Question

We currently have our code managed such that each site has its own theme and install profile. These have naturally evolved in such a way that the names of these items (and their directories) tend to be the same.

For example, one site's theme and profile are both called 'dennis'

This causes problems with feature servers, and (I'm suspecting) with Aegir.

Now... it's relatively easy to rename either of these (although, for various reasons it's noticeably easier to rename the profile). Is there any sort of best practice here, ie is it normal to call the theme dennis_theme, or the profile dennis_profile? Should I apply this convention to both, or just to one?

Was it helpful?

Solution

In my office we usually have a site key that gets used for most things.

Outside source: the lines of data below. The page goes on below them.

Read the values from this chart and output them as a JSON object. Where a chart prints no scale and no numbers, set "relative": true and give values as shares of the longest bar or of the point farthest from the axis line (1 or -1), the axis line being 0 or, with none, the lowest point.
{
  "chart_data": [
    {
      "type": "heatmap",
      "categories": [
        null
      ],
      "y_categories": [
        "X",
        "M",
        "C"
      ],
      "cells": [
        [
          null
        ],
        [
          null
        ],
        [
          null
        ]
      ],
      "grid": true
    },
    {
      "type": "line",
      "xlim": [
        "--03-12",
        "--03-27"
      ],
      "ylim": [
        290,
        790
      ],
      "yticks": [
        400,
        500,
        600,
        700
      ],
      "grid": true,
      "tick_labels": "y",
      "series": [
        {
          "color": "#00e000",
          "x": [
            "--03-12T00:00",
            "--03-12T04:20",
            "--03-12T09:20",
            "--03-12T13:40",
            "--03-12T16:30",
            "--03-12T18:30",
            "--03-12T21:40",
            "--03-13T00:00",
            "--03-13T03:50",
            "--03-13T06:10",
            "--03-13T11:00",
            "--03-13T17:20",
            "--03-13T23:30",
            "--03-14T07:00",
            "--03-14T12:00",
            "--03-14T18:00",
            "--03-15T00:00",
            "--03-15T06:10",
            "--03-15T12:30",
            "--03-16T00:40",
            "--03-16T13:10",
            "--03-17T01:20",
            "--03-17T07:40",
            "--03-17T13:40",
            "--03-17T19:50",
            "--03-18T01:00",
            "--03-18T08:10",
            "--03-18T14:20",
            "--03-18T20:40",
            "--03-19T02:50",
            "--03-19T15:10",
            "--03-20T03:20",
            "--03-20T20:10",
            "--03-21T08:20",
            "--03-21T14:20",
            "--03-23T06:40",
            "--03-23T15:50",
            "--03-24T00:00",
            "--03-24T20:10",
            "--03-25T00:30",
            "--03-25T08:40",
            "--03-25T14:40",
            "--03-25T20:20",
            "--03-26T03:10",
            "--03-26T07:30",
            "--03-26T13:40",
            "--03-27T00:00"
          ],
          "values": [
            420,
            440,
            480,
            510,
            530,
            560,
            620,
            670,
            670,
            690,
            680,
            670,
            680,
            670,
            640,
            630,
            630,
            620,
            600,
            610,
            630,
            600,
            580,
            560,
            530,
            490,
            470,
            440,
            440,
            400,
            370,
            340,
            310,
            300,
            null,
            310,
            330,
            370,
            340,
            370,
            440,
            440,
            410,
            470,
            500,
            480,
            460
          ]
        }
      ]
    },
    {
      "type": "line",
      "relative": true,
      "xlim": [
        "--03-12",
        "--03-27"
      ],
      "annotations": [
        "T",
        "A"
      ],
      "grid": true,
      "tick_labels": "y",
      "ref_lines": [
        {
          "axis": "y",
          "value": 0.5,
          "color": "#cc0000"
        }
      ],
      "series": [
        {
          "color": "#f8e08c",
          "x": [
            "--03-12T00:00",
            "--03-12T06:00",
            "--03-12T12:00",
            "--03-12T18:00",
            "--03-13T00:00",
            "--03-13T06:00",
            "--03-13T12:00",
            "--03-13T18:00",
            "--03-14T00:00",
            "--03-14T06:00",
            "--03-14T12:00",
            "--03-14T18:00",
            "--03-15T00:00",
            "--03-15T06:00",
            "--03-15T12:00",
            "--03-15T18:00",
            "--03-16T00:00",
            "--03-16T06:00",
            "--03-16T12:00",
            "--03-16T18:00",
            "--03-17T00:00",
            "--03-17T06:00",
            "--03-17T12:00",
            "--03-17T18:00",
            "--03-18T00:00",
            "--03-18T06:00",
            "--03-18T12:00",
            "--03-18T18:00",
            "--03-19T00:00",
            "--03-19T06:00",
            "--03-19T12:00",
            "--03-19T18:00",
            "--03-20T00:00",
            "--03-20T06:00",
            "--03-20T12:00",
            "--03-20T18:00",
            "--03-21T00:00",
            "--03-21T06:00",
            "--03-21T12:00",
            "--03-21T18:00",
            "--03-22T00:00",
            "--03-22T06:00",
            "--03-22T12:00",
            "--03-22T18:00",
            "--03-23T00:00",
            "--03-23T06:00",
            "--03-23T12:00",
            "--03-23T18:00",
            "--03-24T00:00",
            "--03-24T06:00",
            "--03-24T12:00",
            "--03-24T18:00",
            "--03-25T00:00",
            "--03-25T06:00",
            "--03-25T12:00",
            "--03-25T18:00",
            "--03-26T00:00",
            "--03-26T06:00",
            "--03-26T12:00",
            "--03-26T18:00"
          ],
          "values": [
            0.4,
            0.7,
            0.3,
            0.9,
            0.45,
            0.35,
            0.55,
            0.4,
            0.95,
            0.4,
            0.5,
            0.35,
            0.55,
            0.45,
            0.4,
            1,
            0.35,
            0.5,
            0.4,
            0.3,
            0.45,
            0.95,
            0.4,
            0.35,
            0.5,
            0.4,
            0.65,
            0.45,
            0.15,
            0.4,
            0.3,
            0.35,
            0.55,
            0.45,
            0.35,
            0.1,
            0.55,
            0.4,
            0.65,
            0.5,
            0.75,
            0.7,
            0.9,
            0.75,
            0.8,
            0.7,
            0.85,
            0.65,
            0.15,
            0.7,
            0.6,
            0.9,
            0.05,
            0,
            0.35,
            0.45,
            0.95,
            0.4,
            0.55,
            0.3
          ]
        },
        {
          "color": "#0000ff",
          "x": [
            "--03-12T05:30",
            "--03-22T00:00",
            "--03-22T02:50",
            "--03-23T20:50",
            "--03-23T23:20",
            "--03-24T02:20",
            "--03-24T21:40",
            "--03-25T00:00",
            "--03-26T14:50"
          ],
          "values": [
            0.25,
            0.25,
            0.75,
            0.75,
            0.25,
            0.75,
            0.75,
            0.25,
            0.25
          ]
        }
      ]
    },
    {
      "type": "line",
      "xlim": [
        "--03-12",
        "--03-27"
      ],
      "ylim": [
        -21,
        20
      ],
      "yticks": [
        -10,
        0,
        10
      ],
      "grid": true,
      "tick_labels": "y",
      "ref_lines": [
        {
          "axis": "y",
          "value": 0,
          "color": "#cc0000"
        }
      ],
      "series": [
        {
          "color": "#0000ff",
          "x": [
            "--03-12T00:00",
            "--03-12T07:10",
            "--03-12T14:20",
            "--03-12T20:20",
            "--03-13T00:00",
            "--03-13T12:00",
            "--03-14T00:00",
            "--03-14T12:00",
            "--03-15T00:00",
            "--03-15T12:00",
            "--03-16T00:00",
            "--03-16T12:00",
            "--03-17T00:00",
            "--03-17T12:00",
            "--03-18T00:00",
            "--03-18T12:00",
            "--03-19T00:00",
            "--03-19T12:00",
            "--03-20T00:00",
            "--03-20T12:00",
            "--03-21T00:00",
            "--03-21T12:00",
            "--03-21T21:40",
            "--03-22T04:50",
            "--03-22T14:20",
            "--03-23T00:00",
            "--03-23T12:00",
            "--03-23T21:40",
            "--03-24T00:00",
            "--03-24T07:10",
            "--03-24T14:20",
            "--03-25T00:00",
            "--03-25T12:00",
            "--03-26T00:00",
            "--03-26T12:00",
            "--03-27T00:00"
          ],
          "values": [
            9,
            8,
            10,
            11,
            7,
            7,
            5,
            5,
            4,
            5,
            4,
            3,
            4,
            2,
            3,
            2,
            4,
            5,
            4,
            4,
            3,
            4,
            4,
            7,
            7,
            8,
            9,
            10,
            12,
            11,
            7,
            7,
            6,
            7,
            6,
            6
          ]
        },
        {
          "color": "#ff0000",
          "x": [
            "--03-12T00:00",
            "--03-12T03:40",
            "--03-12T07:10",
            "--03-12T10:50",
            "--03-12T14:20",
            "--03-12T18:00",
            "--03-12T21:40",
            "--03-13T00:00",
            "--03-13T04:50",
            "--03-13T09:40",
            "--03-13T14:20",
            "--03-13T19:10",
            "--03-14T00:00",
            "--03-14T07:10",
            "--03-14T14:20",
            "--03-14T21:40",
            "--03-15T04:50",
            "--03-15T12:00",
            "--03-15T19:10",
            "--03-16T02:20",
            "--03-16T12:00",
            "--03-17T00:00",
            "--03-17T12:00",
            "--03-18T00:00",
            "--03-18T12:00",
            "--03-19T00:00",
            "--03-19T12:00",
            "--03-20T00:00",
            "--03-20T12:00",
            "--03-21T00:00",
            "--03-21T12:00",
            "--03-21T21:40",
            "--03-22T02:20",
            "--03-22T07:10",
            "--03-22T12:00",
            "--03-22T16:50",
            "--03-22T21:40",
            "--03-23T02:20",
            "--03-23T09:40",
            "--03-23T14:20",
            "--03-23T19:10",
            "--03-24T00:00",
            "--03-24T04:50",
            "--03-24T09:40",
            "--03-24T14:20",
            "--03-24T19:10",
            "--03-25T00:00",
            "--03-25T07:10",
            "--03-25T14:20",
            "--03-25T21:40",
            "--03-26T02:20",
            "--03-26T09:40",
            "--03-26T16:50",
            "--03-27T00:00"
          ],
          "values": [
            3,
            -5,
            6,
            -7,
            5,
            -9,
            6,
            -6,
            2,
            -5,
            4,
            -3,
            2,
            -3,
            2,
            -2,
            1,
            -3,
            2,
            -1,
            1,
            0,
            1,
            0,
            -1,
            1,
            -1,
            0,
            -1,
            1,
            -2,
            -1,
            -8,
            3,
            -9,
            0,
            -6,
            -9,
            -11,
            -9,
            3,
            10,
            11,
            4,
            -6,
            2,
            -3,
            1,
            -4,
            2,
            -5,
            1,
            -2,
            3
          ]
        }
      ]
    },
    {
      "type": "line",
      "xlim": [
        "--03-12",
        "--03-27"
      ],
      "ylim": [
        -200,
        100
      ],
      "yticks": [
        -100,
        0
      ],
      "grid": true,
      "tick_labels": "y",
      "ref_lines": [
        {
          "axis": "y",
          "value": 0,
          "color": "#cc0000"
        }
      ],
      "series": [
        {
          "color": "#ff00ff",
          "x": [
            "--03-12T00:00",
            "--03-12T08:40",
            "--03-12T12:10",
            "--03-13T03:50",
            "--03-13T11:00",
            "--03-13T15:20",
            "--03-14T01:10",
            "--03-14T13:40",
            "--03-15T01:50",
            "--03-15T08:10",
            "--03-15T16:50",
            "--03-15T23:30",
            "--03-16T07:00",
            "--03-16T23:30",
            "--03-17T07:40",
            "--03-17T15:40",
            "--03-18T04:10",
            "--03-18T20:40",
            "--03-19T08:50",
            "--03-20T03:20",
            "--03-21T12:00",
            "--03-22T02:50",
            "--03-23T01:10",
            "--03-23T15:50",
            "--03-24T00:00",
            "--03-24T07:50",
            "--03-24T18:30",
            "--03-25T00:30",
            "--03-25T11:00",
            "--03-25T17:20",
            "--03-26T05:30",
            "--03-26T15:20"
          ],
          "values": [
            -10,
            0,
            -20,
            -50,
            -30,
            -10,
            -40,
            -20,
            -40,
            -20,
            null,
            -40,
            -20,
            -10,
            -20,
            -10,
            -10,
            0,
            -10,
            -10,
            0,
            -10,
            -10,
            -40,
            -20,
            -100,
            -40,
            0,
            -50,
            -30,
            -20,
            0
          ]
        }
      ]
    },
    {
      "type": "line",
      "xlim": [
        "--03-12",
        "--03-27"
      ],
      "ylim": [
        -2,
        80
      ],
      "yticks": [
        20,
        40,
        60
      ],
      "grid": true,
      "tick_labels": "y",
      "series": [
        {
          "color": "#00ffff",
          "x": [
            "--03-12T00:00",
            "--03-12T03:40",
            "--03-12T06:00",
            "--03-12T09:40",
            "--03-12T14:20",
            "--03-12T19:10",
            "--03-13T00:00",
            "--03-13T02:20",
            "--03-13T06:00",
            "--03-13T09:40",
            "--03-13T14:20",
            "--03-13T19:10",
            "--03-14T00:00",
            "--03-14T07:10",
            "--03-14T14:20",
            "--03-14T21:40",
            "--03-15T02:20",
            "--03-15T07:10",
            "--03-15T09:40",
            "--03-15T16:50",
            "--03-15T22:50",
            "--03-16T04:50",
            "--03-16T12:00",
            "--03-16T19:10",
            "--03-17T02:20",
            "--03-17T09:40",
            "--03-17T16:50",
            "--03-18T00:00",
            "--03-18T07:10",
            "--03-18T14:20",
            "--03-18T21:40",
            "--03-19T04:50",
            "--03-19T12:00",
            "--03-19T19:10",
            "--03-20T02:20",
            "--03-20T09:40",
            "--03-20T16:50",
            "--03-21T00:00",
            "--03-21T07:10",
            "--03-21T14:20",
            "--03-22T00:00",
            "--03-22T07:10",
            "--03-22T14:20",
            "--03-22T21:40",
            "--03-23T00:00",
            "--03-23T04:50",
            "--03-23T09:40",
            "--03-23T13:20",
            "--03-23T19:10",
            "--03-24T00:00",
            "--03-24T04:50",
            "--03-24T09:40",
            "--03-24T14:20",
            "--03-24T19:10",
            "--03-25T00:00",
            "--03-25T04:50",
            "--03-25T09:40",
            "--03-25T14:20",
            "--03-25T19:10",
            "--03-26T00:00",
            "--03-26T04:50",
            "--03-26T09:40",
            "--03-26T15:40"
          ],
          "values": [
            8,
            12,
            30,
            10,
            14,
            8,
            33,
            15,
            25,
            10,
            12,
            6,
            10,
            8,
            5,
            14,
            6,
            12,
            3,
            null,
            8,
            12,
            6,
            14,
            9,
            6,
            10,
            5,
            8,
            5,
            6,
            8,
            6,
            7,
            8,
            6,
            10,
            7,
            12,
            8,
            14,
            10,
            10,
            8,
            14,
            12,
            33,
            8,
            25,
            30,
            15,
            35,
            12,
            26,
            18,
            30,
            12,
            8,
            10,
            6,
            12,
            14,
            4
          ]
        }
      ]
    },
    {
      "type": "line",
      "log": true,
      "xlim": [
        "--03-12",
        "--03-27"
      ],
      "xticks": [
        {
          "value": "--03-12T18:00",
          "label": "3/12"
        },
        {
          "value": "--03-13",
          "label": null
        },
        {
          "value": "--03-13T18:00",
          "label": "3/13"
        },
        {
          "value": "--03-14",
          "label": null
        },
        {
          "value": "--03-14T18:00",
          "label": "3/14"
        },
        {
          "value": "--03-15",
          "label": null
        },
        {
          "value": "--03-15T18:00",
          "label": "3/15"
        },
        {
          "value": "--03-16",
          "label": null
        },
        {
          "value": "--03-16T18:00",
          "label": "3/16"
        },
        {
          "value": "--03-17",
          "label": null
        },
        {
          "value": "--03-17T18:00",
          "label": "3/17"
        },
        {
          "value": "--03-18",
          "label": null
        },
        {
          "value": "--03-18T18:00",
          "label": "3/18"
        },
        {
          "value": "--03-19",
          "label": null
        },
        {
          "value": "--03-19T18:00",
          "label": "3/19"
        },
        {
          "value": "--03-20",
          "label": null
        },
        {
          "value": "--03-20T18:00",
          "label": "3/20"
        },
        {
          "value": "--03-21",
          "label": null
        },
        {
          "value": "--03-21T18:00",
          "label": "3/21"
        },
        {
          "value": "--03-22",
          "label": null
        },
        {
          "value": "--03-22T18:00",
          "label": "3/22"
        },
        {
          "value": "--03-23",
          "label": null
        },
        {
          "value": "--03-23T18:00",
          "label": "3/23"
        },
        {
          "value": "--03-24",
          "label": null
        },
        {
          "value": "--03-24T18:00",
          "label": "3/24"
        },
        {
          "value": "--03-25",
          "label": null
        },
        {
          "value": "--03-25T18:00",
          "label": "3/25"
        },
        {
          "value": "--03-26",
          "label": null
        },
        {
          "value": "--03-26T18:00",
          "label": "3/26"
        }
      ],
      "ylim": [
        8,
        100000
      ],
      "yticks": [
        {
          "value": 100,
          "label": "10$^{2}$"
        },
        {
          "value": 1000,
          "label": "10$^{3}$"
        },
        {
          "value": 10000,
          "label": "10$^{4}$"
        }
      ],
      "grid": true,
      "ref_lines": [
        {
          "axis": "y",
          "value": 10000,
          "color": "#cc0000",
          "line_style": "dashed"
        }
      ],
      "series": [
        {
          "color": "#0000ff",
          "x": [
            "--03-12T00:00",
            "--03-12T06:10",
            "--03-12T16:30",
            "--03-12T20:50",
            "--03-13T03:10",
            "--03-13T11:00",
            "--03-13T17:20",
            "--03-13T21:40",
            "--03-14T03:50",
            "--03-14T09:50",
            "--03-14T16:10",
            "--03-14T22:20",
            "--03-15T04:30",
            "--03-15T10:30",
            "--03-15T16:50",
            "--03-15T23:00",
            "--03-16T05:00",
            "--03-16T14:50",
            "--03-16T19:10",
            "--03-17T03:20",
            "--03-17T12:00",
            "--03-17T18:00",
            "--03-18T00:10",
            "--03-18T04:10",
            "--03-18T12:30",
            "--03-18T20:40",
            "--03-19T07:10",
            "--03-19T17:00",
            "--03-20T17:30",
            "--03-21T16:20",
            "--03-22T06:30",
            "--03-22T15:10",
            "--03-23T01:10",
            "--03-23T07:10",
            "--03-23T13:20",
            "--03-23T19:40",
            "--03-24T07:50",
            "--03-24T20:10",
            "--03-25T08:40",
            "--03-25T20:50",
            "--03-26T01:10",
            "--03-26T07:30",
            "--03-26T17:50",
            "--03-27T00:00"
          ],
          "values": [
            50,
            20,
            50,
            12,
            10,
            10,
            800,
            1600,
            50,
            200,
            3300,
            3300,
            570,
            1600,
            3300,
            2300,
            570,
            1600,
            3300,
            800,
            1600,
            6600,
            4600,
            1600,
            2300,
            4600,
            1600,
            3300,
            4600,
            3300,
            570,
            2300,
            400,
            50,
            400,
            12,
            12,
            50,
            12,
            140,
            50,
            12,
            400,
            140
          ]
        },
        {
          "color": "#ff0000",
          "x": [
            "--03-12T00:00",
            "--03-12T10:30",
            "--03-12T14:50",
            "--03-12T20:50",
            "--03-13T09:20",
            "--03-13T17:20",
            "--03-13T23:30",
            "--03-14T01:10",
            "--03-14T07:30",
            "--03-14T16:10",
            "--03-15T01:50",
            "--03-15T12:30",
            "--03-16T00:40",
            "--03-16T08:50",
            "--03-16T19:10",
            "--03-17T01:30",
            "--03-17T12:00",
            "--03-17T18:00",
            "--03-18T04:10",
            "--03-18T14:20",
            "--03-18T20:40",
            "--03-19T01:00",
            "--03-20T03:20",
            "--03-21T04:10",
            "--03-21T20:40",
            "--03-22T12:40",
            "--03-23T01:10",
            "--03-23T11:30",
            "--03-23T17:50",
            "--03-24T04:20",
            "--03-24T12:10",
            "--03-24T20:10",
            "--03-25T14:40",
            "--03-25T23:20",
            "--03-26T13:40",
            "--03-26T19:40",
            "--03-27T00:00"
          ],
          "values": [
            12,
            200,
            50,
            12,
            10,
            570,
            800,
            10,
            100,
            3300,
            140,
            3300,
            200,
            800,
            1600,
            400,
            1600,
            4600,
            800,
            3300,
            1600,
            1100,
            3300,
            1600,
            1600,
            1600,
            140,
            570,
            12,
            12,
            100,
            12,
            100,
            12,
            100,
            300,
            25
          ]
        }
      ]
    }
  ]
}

  • Client: Acme Company & Co
  • Key: acme
  • Site Folder: /path/to/WebServer/sites/acme
  • Custom Modules: acme_tweaks, acme_forms, acme_blocks, acme_settings
  • Theme: acme_theme
  • Repo: acme.git
  • etc...

For code that we re-use from site to site, we ensure that it's generalized and client ambiguous and then add it to some common modules that are part of our default module set - such as:

  • theme_tweaks
  • template_suggestions

Our rule is that unless it can be applied to all our client sites (at least moving forward) then it shouldn't go in theme_tweaks but in acme_tweaks etc.

OTHER TIPS

A way to avoid name clashes for custom modules that are used for specific sites, is to use the site name to create the module name. For example, the short name used for "Drupal.org customizations," which is the project containing modules used specifically on drupal.org, is drupalorg, while a similar project containing custom modules for groups.drupal.org is groupsdrupalorg.

You could also avoid to use the top-level domain, if you think that you will not create modules for sites with a domain name that differ only for the top-level domain (e.g. bingo.com and bingo.it).

Of course using a project 'machine_name' as a namespace will help. What I figure out first is which of the modules, install profiles, themes (and makefiles) I will release to the public (github, drupal.org, etc). The ones I will release get generic names, while the other ones get PROJECTNAME_short_description as a name.

For a hacker community project I am developing, the generic zen sub-theme I developed is called 'Conway', while the actual theme (using Conway as a base theme) is called 'hacker_theme'. Same goes for hacker_event_feature, hacker_install_profile, hacker_distro (a kit-compliant distribution specific feature, equivalent to the projectname_tweaks module I see everywhere).